One of the best topiary collections is in Monkton, Md. at Ladew gardens and the largest most elaborate display is at Longwood gardens outside of Philadelphia.
You can enjoy clipping some topiary yourself. Use a form and let the plant grow to the edge. Then keep it clipped to follow the shape of the form. Lewis Ginter Gardens in Richmond has some fine large examples done this way. I have tried to form a chicken with some privet but I admit it looks more like a rabbit.

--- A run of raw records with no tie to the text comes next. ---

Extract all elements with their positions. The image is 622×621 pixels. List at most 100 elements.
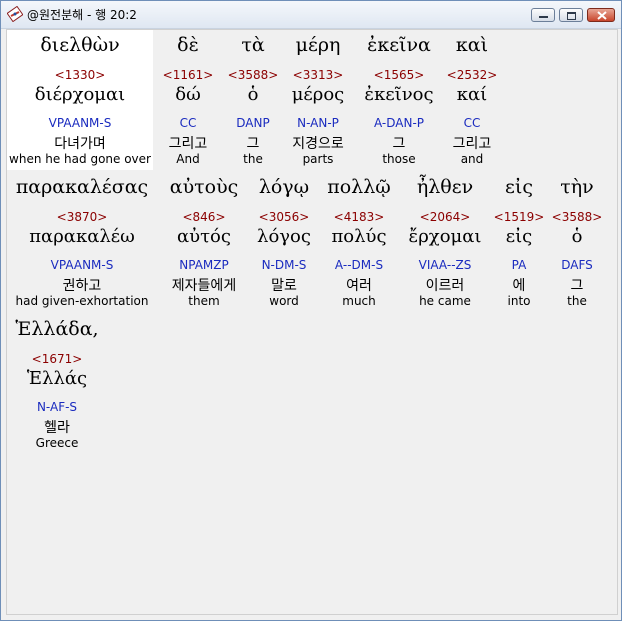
strong-number: <3588>: [551, 210, 603, 224]
app-window: @원전분해 - 행 20:2 διελθὼν <1330> διέρχομαι …: [0, 0, 622, 621]
english-gloss: And: [176, 152, 200, 166]
korean-gloss: 권하고: [62, 278, 102, 294]
english-gloss: into: [507, 294, 531, 308]
interlinear-panel: διελθὼν <1330> διέρχομαι VPAANM-S 다녀가며 w…: [6, 29, 618, 615]
english-gloss: Greece: [35, 436, 79, 450]
close-icon: [597, 11, 607, 20]
lemma: λόγος: [257, 226, 311, 247]
greek-word: ἦλθεν: [416, 176, 474, 198]
english-gloss: when he had gone over: [9, 152, 151, 166]
korean-gloss: 말로: [271, 278, 297, 294]
greek-word: πολλῷ: [327, 176, 391, 198]
greek-word: τὰ: [241, 34, 265, 56]
strong-number: <1519>: [493, 210, 545, 224]
strong-number: <1671>: [31, 352, 83, 366]
greek-word: διελθὼν: [40, 34, 120, 56]
morphology-code: VIAA--ZS: [418, 258, 472, 272]
word-card[interactable]: τὰ <3588> ὁ DANP 그 the: [223, 34, 283, 170]
strong-number: <2064>: [419, 210, 471, 224]
greek-word: τὴν: [560, 176, 594, 198]
korean-gloss: 다녀가며: [54, 136, 106, 152]
greek-word: μέρη: [295, 34, 341, 56]
word-card[interactable]: ἐκεῖνα <1565> ἐκεῖνος A-DAN-P 그 those: [357, 34, 441, 170]
lemma: εἰς: [505, 226, 533, 247]
korean-gloss: 에: [512, 278, 526, 294]
word-card[interactable]: παρακαλέσας <3870> παρακαλέω VPAANM-S 권하…: [7, 176, 157, 312]
strong-number: <846>: [182, 210, 226, 224]
morphology-code: CC: [463, 116, 481, 130]
morphology-code: N-DM-S: [261, 258, 307, 272]
korean-gloss: 지경으로: [292, 136, 344, 152]
title-bar[interactable]: @원전분해 - 행 20:2: [1, 1, 621, 29]
korean-gloss: 그리고: [452, 136, 492, 152]
english-gloss: the: [243, 152, 263, 166]
english-gloss: much: [342, 294, 376, 308]
english-gloss: word: [269, 294, 299, 308]
word-card[interactable]: λόγῳ <3056> λόγος N-DM-S 말로 word: [251, 176, 317, 312]
strong-number: <4183>: [333, 210, 385, 224]
close-button[interactable]: [587, 8, 615, 22]
strong-number: <1161>: [162, 68, 214, 82]
greek-word: εἰς: [505, 176, 533, 198]
english-gloss: the: [567, 294, 587, 308]
morphology-code: VPAANM-S: [50, 258, 114, 272]
english-gloss: he came: [419, 294, 471, 308]
english-gloss: them: [188, 294, 220, 308]
korean-gloss: 그: [392, 136, 406, 152]
lemma: καί: [456, 84, 488, 105]
strong-number: <1565>: [373, 68, 425, 82]
bible-app-icon: [7, 6, 23, 22]
word-card[interactable]: ἦλθεν <2064> ἔρχομαι VIAA--ZS 이르러 he cam…: [403, 176, 487, 312]
word-card[interactable]: Ἑλλάδα, <1671> Ἑλλάς N-AF-S 헬라 Greece: [9, 318, 105, 454]
lemma: ὁ: [571, 226, 583, 247]
window-title: @원전분해 - 행 20:2: [27, 8, 137, 22]
lemma: παρακαλέω: [29, 226, 135, 247]
greek-word: ἐκεῖνα: [367, 34, 431, 56]
korean-gloss: 여러: [346, 278, 372, 294]
word-card[interactable]: αὐτοὺς <846> αὐτός NPAMZP 제자들에게 them: [163, 176, 245, 312]
greek-word: αὐτοὺς: [169, 176, 239, 198]
lemma: διέρχομαι: [34, 84, 126, 105]
word-card[interactable]: εἰς <1519> εἰς PA 에 into: [493, 176, 545, 312]
lemma: αὐτός: [177, 226, 231, 247]
lemma: ὁ: [247, 84, 259, 105]
korean-gloss: 헬라: [44, 420, 70, 436]
strong-number: <3056>: [258, 210, 310, 224]
greek-word: παρακαλέσας: [15, 176, 149, 198]
strong-number: <3870>: [56, 210, 108, 224]
korean-gloss: 제자들에게: [171, 278, 237, 294]
morphology-code: N-AN-P: [297, 116, 339, 130]
english-gloss: parts: [302, 152, 334, 166]
english-gloss: those: [382, 152, 416, 166]
morphology-code: CC: [179, 116, 197, 130]
word-card[interactable]: καὶ <2532> καί CC 그리고 and: [443, 34, 501, 170]
word-card[interactable]: τὴν <3588> ὁ DAFS 그 the: [551, 176, 603, 312]
morphology-code: VPAANM-S: [48, 116, 112, 130]
word-card[interactable]: δὲ <1161> δώ CC 그리고 And: [157, 34, 219, 170]
greek-word: δὲ: [177, 34, 199, 56]
strong-number: <2532>: [446, 68, 498, 82]
morphology-code: A--DM-S: [334, 258, 384, 272]
lemma: μέρος: [291, 84, 345, 105]
morphology-code: DAFS: [561, 258, 593, 272]
word-card[interactable]: μέρη <3313> μέρος N-AN-P 지경으로 parts: [285, 34, 351, 170]
morphology-code: A-DAN-P: [373, 116, 425, 130]
greek-word: λόγῳ: [258, 176, 310, 198]
korean-gloss: 이르러: [425, 278, 465, 294]
english-gloss: had given-exhortation: [15, 294, 149, 308]
maximize-button[interactable]: [559, 8, 583, 22]
lemma: ἔρχομαι: [408, 226, 482, 247]
korean-gloss: 그리고: [168, 136, 208, 152]
morphology-code: PA: [511, 258, 527, 272]
lemma: πολύς: [331, 226, 387, 247]
word-card[interactable]: πολλῷ <4183> πολύς A--DM-S 여러 much: [323, 176, 395, 312]
word-card[interactable]: διελθὼν <1330> διέρχομαι VPAANM-S 다녀가며 w…: [7, 34, 153, 170]
lemma: δώ: [175, 84, 201, 105]
greek-word: Ἑλλάδα,: [15, 318, 99, 340]
morphology-code: DANP: [236, 116, 270, 130]
lemma: ἐκεῖνος: [364, 84, 434, 105]
strong-number: <3313>: [292, 68, 344, 82]
korean-gloss: 그: [570, 278, 584, 294]
strong-number: <3588>: [227, 68, 279, 82]
minimize-button[interactable]: [531, 8, 555, 22]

Tabletop topiaries are available made with English ivy or jasmine where the climbing tendrils follow a form. A coat hanger can be bent into a circle with the hook straightened out and stuck in the soil. A wreath wire base can also be used, sticking part of the wire ring into the soil, held in place with a landscape pin. Small azaleas also lend themselves to topiary as they sprout from each cut, making a dense evergreen. Clip after the bloom for the most growth. Rosemary does well when clipped and is often seen as a tower of balls graduating in size. I am growing two dozen rosemaries to plant along a three foot high wall built to hold plants in the top 10 inches. They will be planted one foot apart and when they grow into a hedge, it will be clipped into shape.

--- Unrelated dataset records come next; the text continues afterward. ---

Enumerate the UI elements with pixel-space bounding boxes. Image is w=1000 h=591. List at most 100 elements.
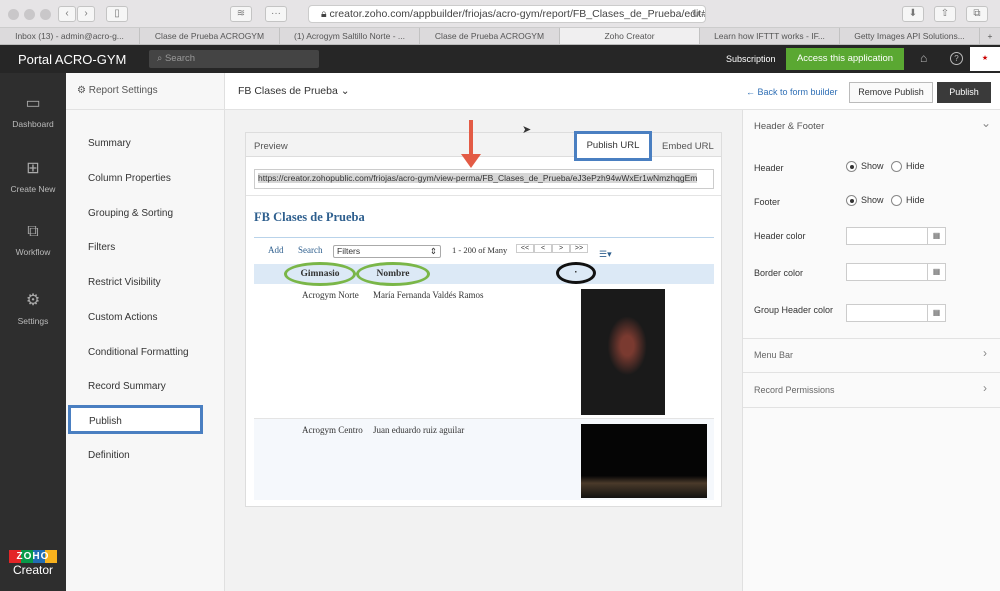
remove-publish-button[interactable]: Remove Publish <box>849 82 933 103</box>
settings-item-column-properties[interactable]: Column Properties <box>88 173 171 184</box>
cell-nombre: María Fernanda Valdés Ramos <box>373 290 484 300</box>
search-link[interactable]: Search <box>298 245 323 255</box>
header-color-input[interactable]: ▦ <box>846 227 946 245</box>
list-view-menu-icon[interactable]: ☰▾ <box>599 249 612 260</box>
nav-label: Workflow <box>15 247 51 257</box>
more-icon[interactable]: ··· <box>265 6 287 22</box>
help-icon[interactable]: ? <box>950 52 963 65</box>
sidebar-icon[interactable]: ▯ <box>106 6 128 22</box>
settings-item-restrict-visibility[interactable]: Restrict Visibility <box>88 277 161 288</box>
settings-item-publish[interactable]: Publish <box>68 405 203 434</box>
column-header-image[interactable]: · <box>556 262 596 284</box>
add-link[interactable]: Add <box>268 245 284 255</box>
header-color-label: Header color <box>754 231 806 241</box>
acro-gym-logo: ★ <box>970 47 1000 71</box>
show-label: Show <box>861 161 884 171</box>
search-placeholder: Search <box>164 53 196 64</box>
header-radio-group: Show Hide <box>846 161 925 173</box>
header-footer-section[interactable]: Header & Footer <box>754 121 824 132</box>
footer-show-radio[interactable] <box>846 195 857 207</box>
settings-item-grouping-sorting[interactable]: Grouping & Sorting <box>88 208 173 219</box>
browser-tab[interactable]: Clase de Prueba ACROGYM <box>420 28 560 44</box>
search-icon: ⌕ <box>157 53 165 64</box>
color-picker-icon[interactable]: ▦ <box>927 228 945 244</box>
right-settings-panel: Header & Footer ⌄ Header Show Hide Foote… <box>742 110 1000 591</box>
report-selector[interactable]: FB Clases de Prueba ⌄ <box>238 85 350 97</box>
browser-tab[interactable]: Inbox (13) - admin@acro-g... <box>0 28 140 44</box>
first-page-button[interactable]: << <box>516 244 534 253</box>
pager: << < > >> <box>516 244 588 253</box>
browser-tab[interactable]: (1) Acrogym Saltillo Norte - ... <box>280 28 420 44</box>
zoom-window-button[interactable] <box>40 9 51 20</box>
report-name: FB Clases de Prueba <box>238 85 338 97</box>
zoho-creator-logo: ZOHO Creator <box>9 550 57 577</box>
settings-item-filters[interactable]: Filters <box>88 242 115 253</box>
minimize-window-button[interactable] <box>24 9 35 20</box>
share-icon[interactable]: ⇧ <box>934 6 956 22</box>
next-page-button[interactable]: > <box>552 244 570 253</box>
address-bar[interactable]: 🔒︎ creator.zoho.com/appbuilder/friojas/a… <box>308 5 706 23</box>
back-to-form-builder-link[interactable]: ← Back to form builder <box>746 87 838 97</box>
home-icon[interactable]: ⌂ <box>920 51 927 65</box>
settings-item-custom-actions[interactable]: Custom Actions <box>88 312 157 323</box>
browser-tab[interactable]: Clase de Prueba ACROGYM <box>140 28 280 44</box>
footer-radio-group: Show Hide <box>846 195 925 207</box>
subscription-link[interactable]: Subscription <box>726 54 776 64</box>
nav-label: Settings <box>17 316 49 326</box>
tab-publish-url[interactable]: Publish URL <box>574 131 652 161</box>
header-hide-radio[interactable] <box>891 161 903 173</box>
pagination-text: 1 - 200 of Many <box>452 245 508 255</box>
column-header-nombre[interactable]: Nombre <box>356 262 430 286</box>
browser-tab[interactable]: Getty Images API Solutions... <box>840 28 980 44</box>
tab-embed-url[interactable]: Embed URL <box>662 141 714 152</box>
access-application-button[interactable]: Access this application <box>786 48 904 70</box>
filters-select[interactable]: Filters ⇕ <box>333 245 441 258</box>
group-header-color-input[interactable]: ▦ <box>846 304 946 322</box>
footer-hide-radio[interactable] <box>891 195 903 207</box>
back-icon[interactable]: ‹ <box>58 6 76 22</box>
forward-icon[interactable]: › <box>77 6 95 22</box>
record-permissions-section[interactable]: Record Permissions <box>754 385 835 395</box>
chevron-down-icon[interactable]: ⌄ <box>981 116 991 130</box>
close-window-button[interactable] <box>8 9 19 20</box>
settings-item-record-summary[interactable]: Record Summary <box>88 381 166 392</box>
mouse-cursor-icon: ➤ <box>522 124 532 136</box>
browser-tab-active[interactable]: Zoho Creator <box>560 28 700 44</box>
nav-workflow[interactable]: ⧉ Workflow <box>0 223 66 257</box>
prev-page-button[interactable]: < <box>534 244 552 253</box>
header-show-radio[interactable] <box>846 161 857 173</box>
gear-icon: ⚙ <box>77 85 89 96</box>
publish-url-text: https://creator.zohopublic.com/friojas/a… <box>258 173 698 183</box>
report-topbar: FB Clases de Prueba ⌄ ← Back to form bui… <box>225 73 1000 110</box>
group-header-color-label: Group Header color <box>754 305 834 315</box>
nav-label: Dashboard <box>12 119 54 129</box>
nav-settings[interactable]: ⚙ Settings <box>0 290 66 326</box>
search-input[interactable]: ⌕ Search <box>149 50 319 68</box>
nav-dashboard[interactable]: ▭ Dashboard <box>0 93 66 129</box>
tabs-icon[interactable]: ⧉ <box>966 6 988 22</box>
color-picker-icon[interactable]: ▦ <box>927 264 945 280</box>
chevron-right-icon[interactable]: › <box>983 381 987 395</box>
menu-bar-section[interactable]: Menu Bar <box>754 350 793 360</box>
nav-create-new[interactable]: ⊞ Create New <box>0 158 66 194</box>
border-color-input[interactable]: ▦ <box>846 263 946 281</box>
download-icon[interactable]: ⬇ <box>902 6 924 22</box>
publish-url-field[interactable]: https://creator.zohopublic.com/friojas/a… <box>254 169 714 189</box>
footer-label: Footer <box>754 197 781 207</box>
settings-item-conditional-formatting[interactable]: Conditional Formatting <box>88 347 189 358</box>
column-header-gimnasio[interactable]: Gimnasio <box>284 262 356 286</box>
browser-tab[interactable]: Learn how IFTTT works - IF... <box>700 28 840 44</box>
chevron-right-icon[interactable]: › <box>983 346 987 360</box>
settings-item-summary[interactable]: Summary <box>88 138 131 149</box>
cell-nombre: Juan eduardo ruiz aguilar <box>373 425 465 435</box>
reload-icon[interactable]: ↻ <box>690 8 702 20</box>
chevron-down-icon: ⌄ <box>340 85 350 97</box>
settings-item-definition[interactable]: Definition <box>88 450 130 461</box>
color-picker-icon[interactable]: ▦ <box>927 305 945 321</box>
new-tab-icon[interactable]: + <box>980 28 1000 44</box>
last-page-button[interactable]: >> <box>570 244 588 253</box>
left-nav: ▭ Dashboard ⊞ Create New ⧉ Workflow ⚙ Settin… <box>0 73 66 591</box>
publish-button[interactable]: Publish <box>937 82 991 103</box>
app-header: Portal ACRO-GYM ⌕ Search Subscription Ac… <box>0 45 1000 81</box>
layers-icon[interactable]: ≋ <box>230 6 252 22</box>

I have several home grown topiaries. One is made with Carolina jasmine on a row of wagon wheels. It is a prolific climber and much clipping is needed to keep it tidy. I’ve made a peace sign with pyracantha against a barn wall using wire and nails to make the form. Pyracantha looks good clipped tight. When it blooms, it is lovely and when it produces berries, it is fabulous.
English boxwood holds form well but it is such a slow grower that it takes a while for the figure to be seen. Often small ornamental trees are limbed up to a height of four of five feet, then allowed to branch out and clipped to form a ball. Jasmine, lantana, and roses are often used to make these ‘lollipop’ topiaries called ‘standards’. If you use autumn clematis, it will become so wild that the form may be obscured, so choose a form which will show off the bloom at its wildest. One friend has a clematis which she calls the ‘whale’ when it is in bloom on her fence. With some pruning she could make the blow hole spew plumes of little white flowers.
The most extensive home project I’ve seen is a garden pattern where the house, with a circular drive surrounded by bright yellow dwarf chamaecyparis is the sun and throughout the garden are various shrubs pruned into balls which represent the planets of our solar system. Mercury is a dwarf blue spruce nearest the house. Venus has some autumn clematis over it, the earth is covered in vinca, Mars in red sedums. Saturn is an abelia with shiny metal rings and Jupiter is a barberry with nine small orbs on sticks around it and 1 red species tulip which pops out of the side every spring. Neptune and Uranus are similar with blue violas stuck in pots around their equators and Pluto is a tiny English boxwood out at the edge of the woods.
I will try again with the privet. It is a good plant to experiment with as it is a dense evergreen with constant new growth. I have a nice form made of chicken wire and by mid-summer, I hope it looks like an animal of some kind. Maybe by next winter, it will appear to be grazing on the frosty lawn.